There is much to gain by looking at quantified self data in conjunction with other datasets. Here are some top examples of what is now possible:

• Quantified self data is now analyzed along with patient-reported outcome data across various phases of clinical trials.

• For primary patient research, we can minimize survey length while improving accuracy/quality of data. The passive data we collect through Internet connected technology is far more accurate than manually reported data and allows the actual survey questions to focus more on why patients behave in certain ways as well as their perceived mental and physical states of well-being.

• Patient segmentation studies are enhanced by fusing in real behavior and lifestyle data.

• Patient conditions, attitudes and behaviors are tracked longitudinally over longer periods of time.

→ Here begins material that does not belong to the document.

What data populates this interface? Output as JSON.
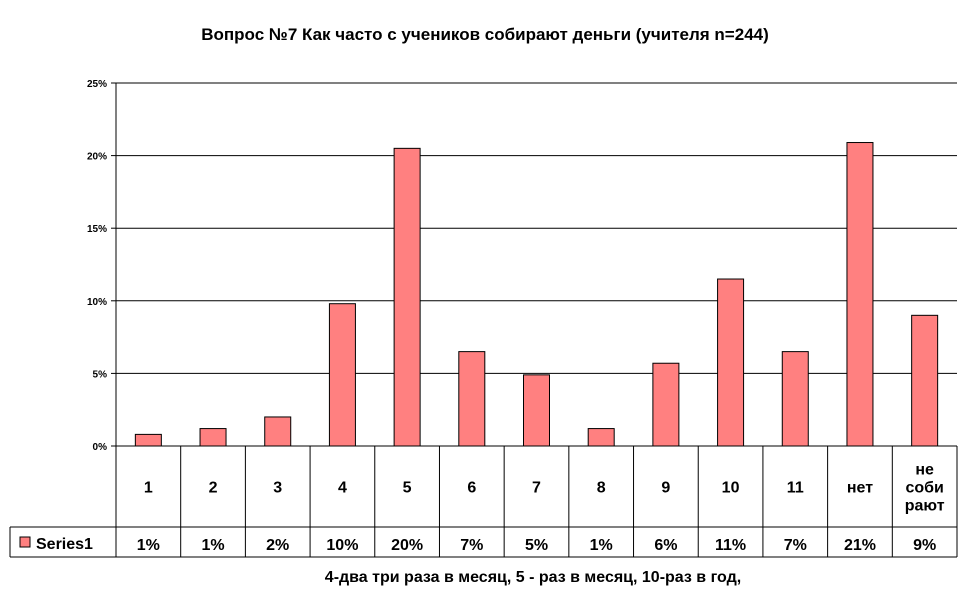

This self-tracking trend extends beyond the “self.” In addition to quantified self, quantified baby is a rapidly growing industry with Internet-connected onesies that monitor baby sleep patterns, Internet-connected diapers and scales. Not surprisingly, many new moms are dedicated to tracking everything around their babies’ health, food intake, weight, play activity, mood and diaper changes. We currently get limited time with new moms as they tend to have chaotic schedules. By recruiting parents to connect their quantified baby data and occasionally answer some short surveys, we can get more time with this important target market without requiring a lot of their time in terms of active involvement.

Needless to say, there are also numerous tracking products available for dogs. And yes, if you conduct a Web search for quantified dog you will see that that is indeed yet another growing movement. The entire tracking category is not only quite pervasive but expanding far beyond the “self.” 

By supporting active data collection with passive data collection through quantified self technology and potentially with social media activity, we can get more and better data. This leads to better insights, which results in smarter, more successful business decisions.